Saturday, December 6, 2025

Bust out the gelatin! It's Christmastime!

I ran into a LOT of Christmassy recipes in the past year, so looks like December will be a whole month of them. I originally posted about Marye Dahnke's Salad Book (1954) in the summer because of course I think of salads in the summer, but the book also includes a bunch of salads that seem holiday-ready (and of course loaded with Jell-O since there's always room for it-- even at a big holiday feast).

Some, I've just decided to call holiday-themed because of their color schemes. Tomato Aspic in Green Peppers is an easy one-- red inside of green!

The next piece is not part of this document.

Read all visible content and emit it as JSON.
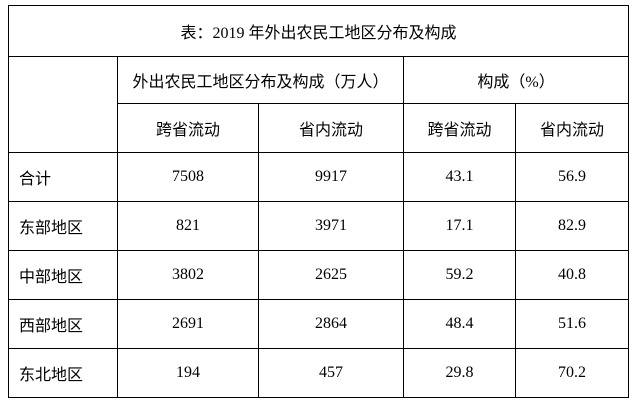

Plus, you get to garnish slices of aspic-filled pepper with American cheese before serving-- easy to cut it into holiday shapes using tiny cookie cutters to be even more in the holiday style. (Nothing is classier than a star-shaped Kraft single sinking into tomato glop.)

If you want to get a little crazier with the flavors but stick to the red-and-green color scheme, the Cream Cheese Cucumber Ring might be for you. 


Okay, the gelatin might be only barely green, since it's mostly cream cheese and the only green part will be grated cucumber. You can always throw in a little green food coloring if you want. The real trick is that the onion-and-cucumber flavored cream cheese gelatin is topped with canned pear halves dyed bright red by cinnamon candies. Top with mayonnaise or salad dressing for a real(ly confusing) holiday "treat."

The book includes plenty of explicitly holiday salads too, though. I thought Poinsettia Salad might be one of those mostly-sweet gelatin salads topped with a marshmallow cut into a flower-ish shape and dipped in red sugar, but I was wrong.


It's tomatoes cut "into 5 sections, poinsettia fashion" (which sounds pretty difficult) and filled with cream-cheese-and-mayonnaise gelatin cubes. (Dahnke must have really liked an excuse to just straight-up eat blocks of mayonnaisey cream cheese. I might be close to agreeing if it weren't for the mayo!)

There's also a Holiday Salad swapping out the cream cheese for avocado if you feel like being just a little more health-conscious.


And it's easier to make because you don't have to try to pretend the tomatoes are flowers-- just slice 'em up for garnish!-- and you don't have to cut the gelatin into little cubes. (You do have to be able to unmold it, though, so maybe not as easy as you'd hope....)

The Holiday Luncheon Plate is supposedly good enough to make "Santa Claus himself... stop to sample this handsome mold." (I can't say as I'd ever think to call a Jell-O mold "handsome," but the '50s were a weird time.)


I have to admit this predominantly fruity version sounds much more palatable than anything so far (especially if you swap out the mayo for yogurt), but it BETTER be good-- 12 to 16 servings is a lot.

The Christmas Buffet Mold is a smaller and more simplified version-- you just have to be willing to forego cream cheese and gnaw on the occasional wood chip bit of diced celery to enjoy this one.

I hope you enjoyed this little trip to the past, when pretty much any occasion-- Christmas! Easter! Presidents' Day! Washday! Thursday!-- called for a big plate of food suspended in some reconstituted powder derived from collagen.